Elle est au bord du gouffre. Encore un peu et elle deviendra une esclave de la consommation, une zombie. Soudain… une voiture klaxonne dans l'avenue qui longe le magasin. Nicole lève les yeux. C'est une Peugeot. Ça fait tilt dans sa tête comme le chant du coq. Elle est sauvée, le charme est rompu.

"Vade retro, Satana, crie-t-elle au masque, jamais je ne m'abaisserai à embrasser le symbole de la domination mondiale!"

Le diable pousse un hurlement de grand brûlé et s'enfuit, ébouillanté.

Nicole est rentrée par le premier avion. Devant son air déterminé, les douaniers n'ont pu que s'incliner. Elle a eu beaucoup de chance. Avec ses économies, elle s'est acheté une 306 et une caravane. Pour elle, les prochaines vacances, c'est la Camargue.»

Oncle Guillaume se tut, enfila son imperméable et sortit sans un au revoir.

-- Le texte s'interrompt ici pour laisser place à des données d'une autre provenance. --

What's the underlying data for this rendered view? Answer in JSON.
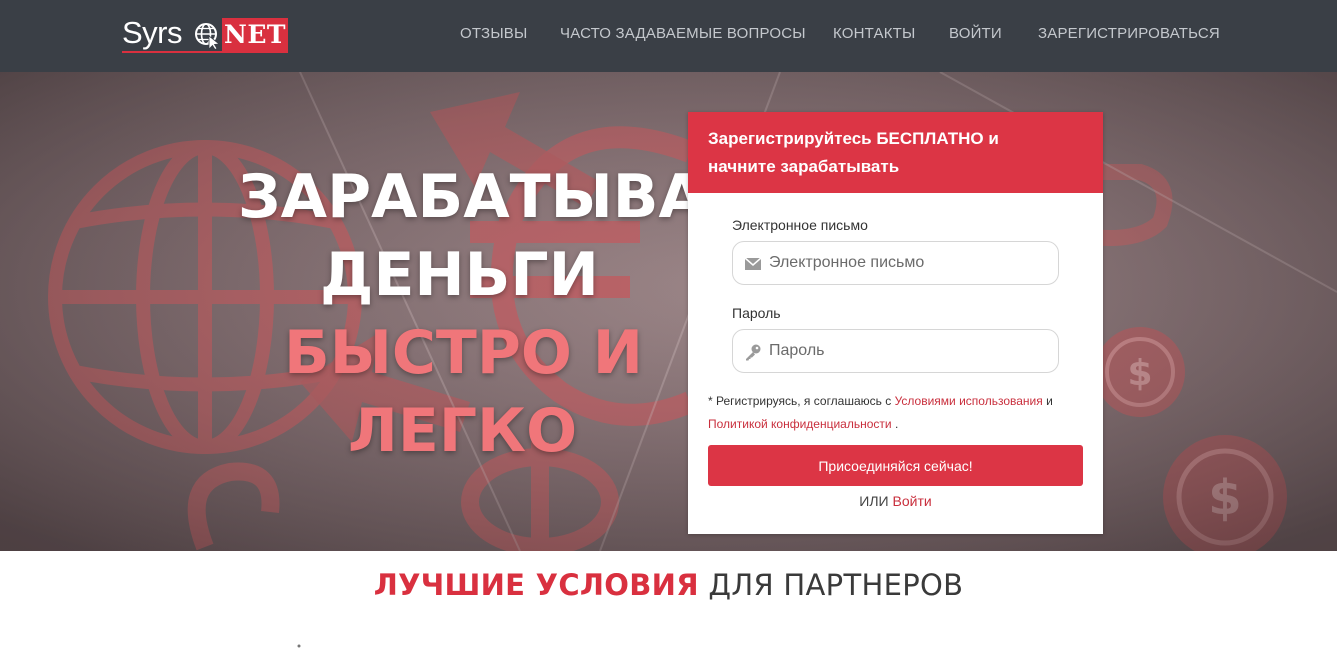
{
  "brand": {
    "logo_text": "Syrs",
    "logo_badge": "NET",
    "accent_color": "#dc3545",
    "navbar_color": "#3a3f46"
  },
  "nav": {
    "items": [
      {
        "label": "ОТЗЫВЫ"
      },
      {
        "label": "ЧАСТО ЗАДАВАЕМЫЕ ВОПРОСЫ"
      },
      {
        "label": "КОНТАКТЫ"
      },
      {
        "label": "ВОЙТИ"
      },
      {
        "label": "ЗАРЕГИСТРИРОВАТЬСЯ"
      }
    ]
  },
  "hero": {
    "line1": "ЗАРАБАТЫВАЙ",
    "line2": "ДЕНЬГИ",
    "line3": "БЫСТРО И",
    "line4": "ЛЕГКО"
  },
  "signup": {
    "heading_line1": "Зарегистрируйтесь БЕСПЛАТНО и",
    "heading_line2": "начните зарабатывать",
    "email_label": "Электронное письмо",
    "email_placeholder": "Электронное письмо",
    "email_icon": "envelope-icon",
    "password_label": "Пароль",
    "password_placeholder": "Пароль",
    "password_icon": "key-icon",
    "terms_prefix": "* Регистрируясь, я соглашаюсь с",
    "terms_link": "Условиями использования",
    "terms_and": "и",
    "privacy_link": "Политикой конфиденциальности",
    "terms_suffix": ".",
    "submit_label": "Присоединяйся сейчас!",
    "or_text": "ИЛИ",
    "login_link": "Войти"
  },
  "section": {
    "title_accent": "ЛУЧШИЕ УСЛОВИЯ",
    "title_rest": "ДЛЯ ПАРТНЕРОВ"
  }
}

Nous restâmes silencieux quelque temps. Puis le facteur mit sa casquette:

«L'entrée du magasin, je crois savoir où elle est. Nicole n'a pas pensé au métro. Une entrée souterraine. Ce serait un peu comme le BHV à Paris.»

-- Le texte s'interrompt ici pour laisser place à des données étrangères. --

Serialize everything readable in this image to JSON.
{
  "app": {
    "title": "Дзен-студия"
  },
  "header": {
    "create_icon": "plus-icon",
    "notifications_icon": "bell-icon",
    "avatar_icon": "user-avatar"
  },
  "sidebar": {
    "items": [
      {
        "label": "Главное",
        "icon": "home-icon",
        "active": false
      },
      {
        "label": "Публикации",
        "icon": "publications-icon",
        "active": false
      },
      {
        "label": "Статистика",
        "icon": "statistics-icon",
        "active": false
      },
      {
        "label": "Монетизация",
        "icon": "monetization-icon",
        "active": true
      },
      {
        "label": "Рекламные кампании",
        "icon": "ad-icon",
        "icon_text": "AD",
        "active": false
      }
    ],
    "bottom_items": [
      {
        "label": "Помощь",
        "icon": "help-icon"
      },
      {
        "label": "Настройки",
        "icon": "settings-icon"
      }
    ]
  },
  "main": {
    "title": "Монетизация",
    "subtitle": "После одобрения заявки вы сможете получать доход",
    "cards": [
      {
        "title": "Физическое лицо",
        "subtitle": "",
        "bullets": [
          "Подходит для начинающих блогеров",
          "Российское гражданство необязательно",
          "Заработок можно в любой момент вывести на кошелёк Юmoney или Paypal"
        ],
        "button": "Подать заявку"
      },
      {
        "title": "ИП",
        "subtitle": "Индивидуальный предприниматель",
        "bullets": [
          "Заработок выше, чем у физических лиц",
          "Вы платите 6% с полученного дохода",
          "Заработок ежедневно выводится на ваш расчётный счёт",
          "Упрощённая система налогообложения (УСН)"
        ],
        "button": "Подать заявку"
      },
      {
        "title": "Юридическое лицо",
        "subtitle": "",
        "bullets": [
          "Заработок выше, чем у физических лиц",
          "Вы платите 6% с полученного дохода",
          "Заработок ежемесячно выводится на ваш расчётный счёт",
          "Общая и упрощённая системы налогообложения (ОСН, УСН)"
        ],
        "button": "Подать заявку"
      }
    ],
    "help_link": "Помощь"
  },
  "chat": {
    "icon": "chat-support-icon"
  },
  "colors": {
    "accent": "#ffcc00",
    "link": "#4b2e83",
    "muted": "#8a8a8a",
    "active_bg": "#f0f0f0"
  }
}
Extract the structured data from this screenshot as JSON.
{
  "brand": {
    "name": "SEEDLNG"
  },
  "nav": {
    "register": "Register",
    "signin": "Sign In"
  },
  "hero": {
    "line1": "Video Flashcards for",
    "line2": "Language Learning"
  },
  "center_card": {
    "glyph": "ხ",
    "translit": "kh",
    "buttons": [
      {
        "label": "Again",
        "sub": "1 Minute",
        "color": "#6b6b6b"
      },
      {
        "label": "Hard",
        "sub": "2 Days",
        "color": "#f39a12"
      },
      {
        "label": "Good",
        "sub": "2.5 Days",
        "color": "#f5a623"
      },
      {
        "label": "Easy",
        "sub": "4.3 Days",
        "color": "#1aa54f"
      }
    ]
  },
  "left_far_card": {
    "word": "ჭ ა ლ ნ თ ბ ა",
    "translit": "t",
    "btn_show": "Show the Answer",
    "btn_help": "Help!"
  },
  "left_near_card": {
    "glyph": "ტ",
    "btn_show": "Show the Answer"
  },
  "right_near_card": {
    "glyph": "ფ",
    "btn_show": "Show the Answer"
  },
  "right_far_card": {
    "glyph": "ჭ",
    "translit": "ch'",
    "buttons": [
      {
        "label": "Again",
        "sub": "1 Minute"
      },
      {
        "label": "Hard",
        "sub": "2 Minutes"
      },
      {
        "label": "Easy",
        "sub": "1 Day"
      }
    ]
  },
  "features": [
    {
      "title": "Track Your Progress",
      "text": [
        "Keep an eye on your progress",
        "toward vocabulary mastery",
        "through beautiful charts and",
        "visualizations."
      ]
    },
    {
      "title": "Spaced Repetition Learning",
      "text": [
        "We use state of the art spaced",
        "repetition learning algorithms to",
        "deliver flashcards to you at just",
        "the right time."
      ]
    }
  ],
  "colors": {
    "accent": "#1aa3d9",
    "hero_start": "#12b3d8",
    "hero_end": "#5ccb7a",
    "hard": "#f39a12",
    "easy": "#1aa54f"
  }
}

Nous le regardâmes, effrayés.

«C'est possible, dit mon père, mais surtout ne va pas le raconter à oncle Guillaume, on ne sait pas comment il pourrait le prendre. T'as vu comme il est nerveux?

– Grave, acquiesça le docteur Soubise. Si seulement le patron s'était abstenu de son commentaire déplacé.

– Ohé, doucement, s'énerva le patron, je n'ai rien dit de mal. Et si tu n'es pas content, le blanc-bec à sa maman, je ne te retiens pas chez moi. Et toi, le facteur, tu me dois une sacrée ardoise.»